Pushing back her sense of embarrassment and violation at the idea anyone had pawed through her private space, she came around the two tall bureaus that marked one of her walls.

A lean, black-haired man had his legs stretched out and one of her yellow pads on his lap, and when he looked up at her, it was all Zoe could do to hang on to her drapery rod. He might have crawled off a Winslow Homer seascape with his blue eyes and weathered appearance, more the New England seaman than a Montana FBI agent.

He smiled at her. "You must be Mama Bear."
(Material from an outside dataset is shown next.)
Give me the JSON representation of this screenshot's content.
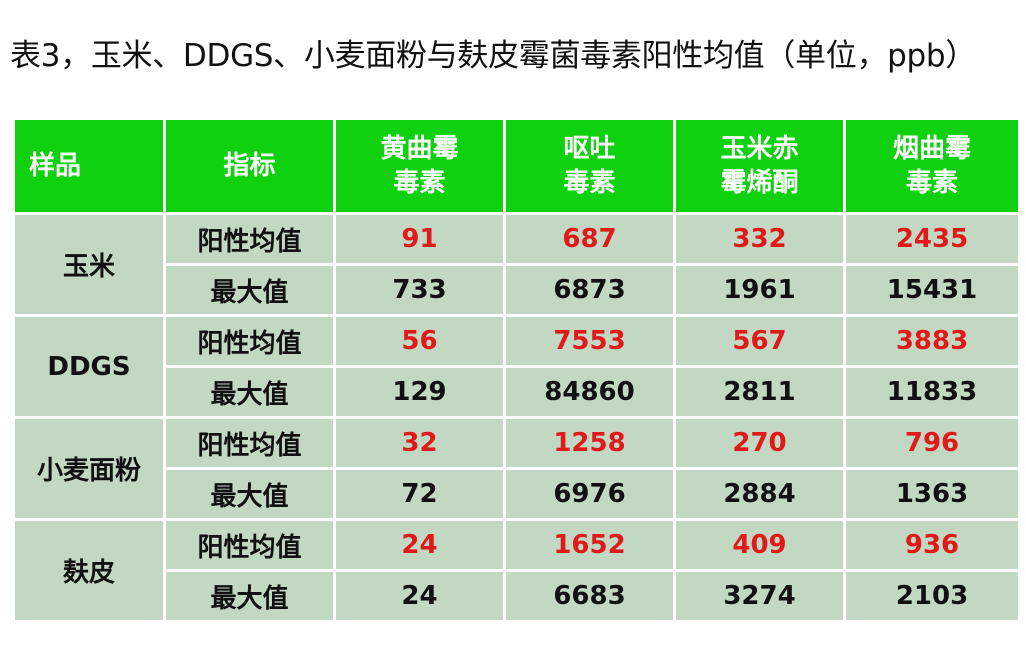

"And you must be Special Agent McGrath."

"Zoe West?"

She nodded. She didn't know what else to say. Ex-detective West? Almost Special Agent West? She cleared her throat. "I understand you've met my sister, Christina."

"I have."

She felt ridiculous carrying a drapery rod and self-conscious seeing the yellow pad with Chapter One scrawled in her handwriting across the top in his lap. It was as if there was nothing left in her of the veteran Maine State Police detective or even the somewhat eccentric sole detective of Bluefield, Connecticut.

McGrath got to his feet. He was tall and obviously very fit. Zoe used to be more fit before she took up residence with Charlie and Bea Jericho and started knitting and canning and milking goats, trying to put her life back together after her year of self-imposed exile. She didn't run, not since she'd found her father's body.

She watched McGrath take in her outfit of slim black pants, little fuchsia top, black flats and silver ankle bracelet and put that together with the image he, like the rest of Goose Harbor, must have formed of her. At least he couldn't see her rose tattoo.

He gave her a slight nod. "You want to call the police or just hit me over the head with that curtain rod?"

"It's a drapery rod. You can tell because of the hooks and the little pulley thing."

"Ah."

He tossed her pad onto a rose-flowered pillow. He moved with the kind of restrained control that reminded Zoe she was out of practice with her hand-to-hand combat skills. He wasn't wearing a weapon. He had on jeans, a thick black sweater and scuffed boat shoes.

She tried not to glance at the pad. She'd written in longhand, page after page of nothing anyone else was supposed to see. Ever. "Did you read-" She took a breath and decided she didn't want to know. "Never mind. Did Bruce give you permission to stay here? He has no right-"

"Bruce doesn't know I'm here. It was my idea to stay here."

His tone was unapologetic. He was simply stating the facts and letting her decide what she thought of them.